- War in Brda Lufta në Bërda: Part of the Serbian Revolution
| Date | 1805 |
| Location | Brda (modern-day Montenegro) and Malësia (modern-day Albania) |
| Result | Pashalik of Scutari victory |

Belligerents
- Pashalik of Scutari Bajrak of Mirdita; ;: Montenegrin rebels Albanian rebels

Commanders and leaders
- Ibrahim Bushati Kol Gjomarkaj: Petar I Petrović-Njegoš

Units involved
- Gheg Albanians from: Shkodër; ;: Montenegrin rebels from: Brda Kuči; Piperi; ; ; Albanian rebels from: Malësia Kelmendi; ; ;

Casualties and losses
- Unknown: Unknown

= War in Brda (1805) =

In mid-1805, during the Serbian Revolution, a conflict broke out within modern-day Montenegro.
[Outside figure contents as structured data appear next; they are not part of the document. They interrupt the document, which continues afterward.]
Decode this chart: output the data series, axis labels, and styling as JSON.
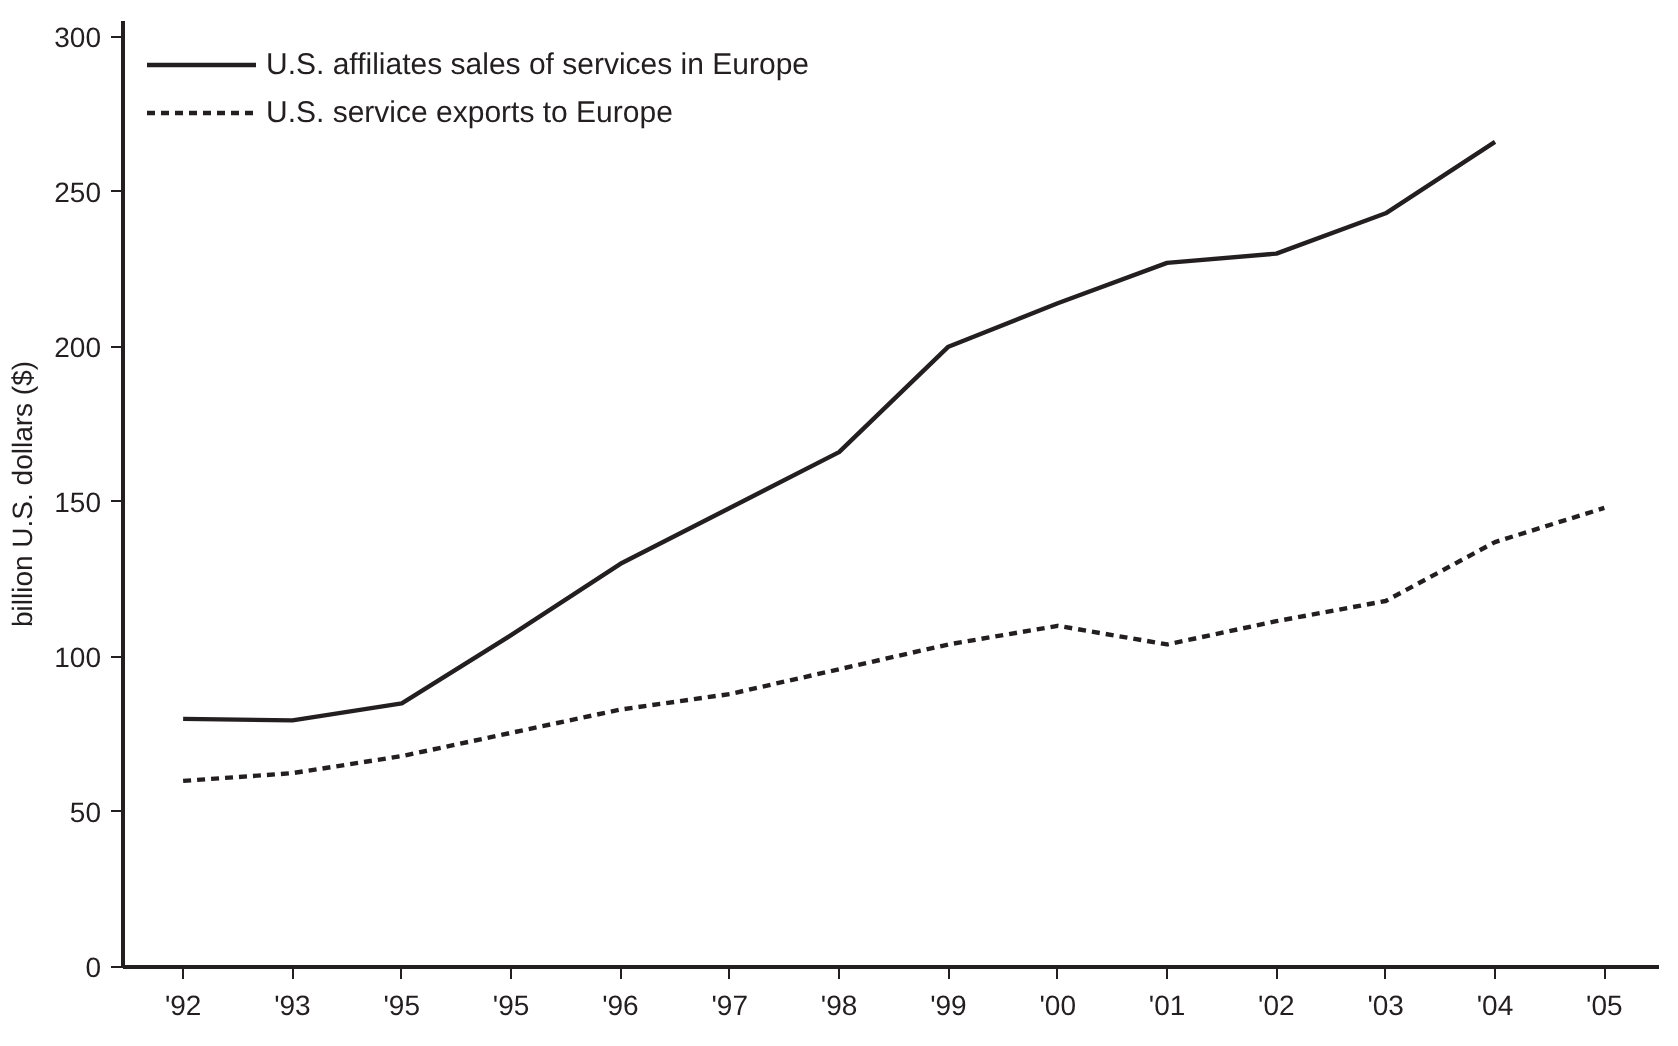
{
  "chart_data": {
    "type": "line",
    "ylabel": "billion U.S. dollars ($)",
    "categories": [
      "'92",
      "'93",
      "'95",
      "'95",
      "'96",
      "'97",
      "'98",
      "'99",
      "'00",
      "'01",
      "'02",
      "'03",
      "'04",
      "'05"
    ],
    "series": [
      {
        "name": "U.S. affiliates sales of services in Europe",
        "color": "#231f20",
        "line_style": "solid",
        "values": [
          80,
          79.5,
          85,
          107,
          130,
          148,
          166,
          200,
          214,
          227,
          230,
          243,
          266,
          null
        ]
      },
      {
        "name": "U.S. service exports to Europe",
        "color": "#231f20",
        "line_style": "dashed",
        "values": [
          60,
          62.5,
          68,
          75.5,
          83,
          88,
          96,
          104,
          110,
          104,
          111.5,
          118,
          137,
          148
        ]
      }
    ],
    "ylim": [
      0,
      305
    ],
    "yticks": [
      0,
      50,
      100,
      150,
      200,
      250,
      300
    ],
    "grid": false,
    "legend": "top left",
    "marker": "none"
  }
}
The Albanian-Serb tribes of Kuči and Piperi from Brda, along with the Albanian tribe of Kelmendi from Malësia, took up arms against the Pashalik of Scutari and its ruler, Ibrahim Pasha of the Bushati family.

== Background ==
After the devastating losses during the Scutari invasion of Montenegro in 1796, particularly in the battles of Martinići and Krusi, and the death of the ruling Kara Mahmud Pasha, his brother Ibrahim Pasha ascended to the position of Pasha of the semi-independent Pashalik of Scutari. Initially, Ibrahim Pasha attempted to reestablish relations with the Montenegrins and Malsors, but neither accepted his rule. With the start of the First Serbian Uprising and the subsequent Serbian Revolution in 1804 against Ottoman rule, many Serbs and other non-Muslim populations within the Ottoman Empire, similar to those in the Sanjak of Smederevo, sought to break away from Ottoman control or gain autonomy within the empire. The Kuči and Piperi tribes, who had previously aided the Montenegrins against Kara Mahmud Pasha, openly aimed to unify with the Montenegrin state. Consequently, in mid-1805, they, along with the Albanian Kelmendi tribe, revolted against Ibrahim Pasha Bushati's rule.

== War ==
Ibrahim Pasha swiftly assembled an army of local Ghegs and Mirditor allies under the command of Kol Gjomarkaj and set out from Shkodër. He campaigned in Brda, ultimately defeating the rebels. However, during this campaign, Ibrahim Pasha executed the Mirdita leader for reasons that remain unclear, causing a sudden rupture in the relationship between Mirdita and the Bushatlliu dynasty. After the rebels were defeated, the territories of Brda and Kelmendi were reincorporated into the Pashalik.

== Aftermath ==
However, suppressing the Serb rebels came at a significant cost. The two Tosk Pashas, Ali Pasha Tepelena and Ibrahim Pasha of Berat, defeated his armies multiple times in Elbasan and Ohrid. These clashes nearly escalated into a full-scale war, however the Sublime Porte intervened swiftly to prevent further escalation. In December, Ibrahim Pasha Bushati was appointed Beylerbey of Rumelia. Soon after, he gathered an army and assisted the Ottomans in quelling the Serbian uprising.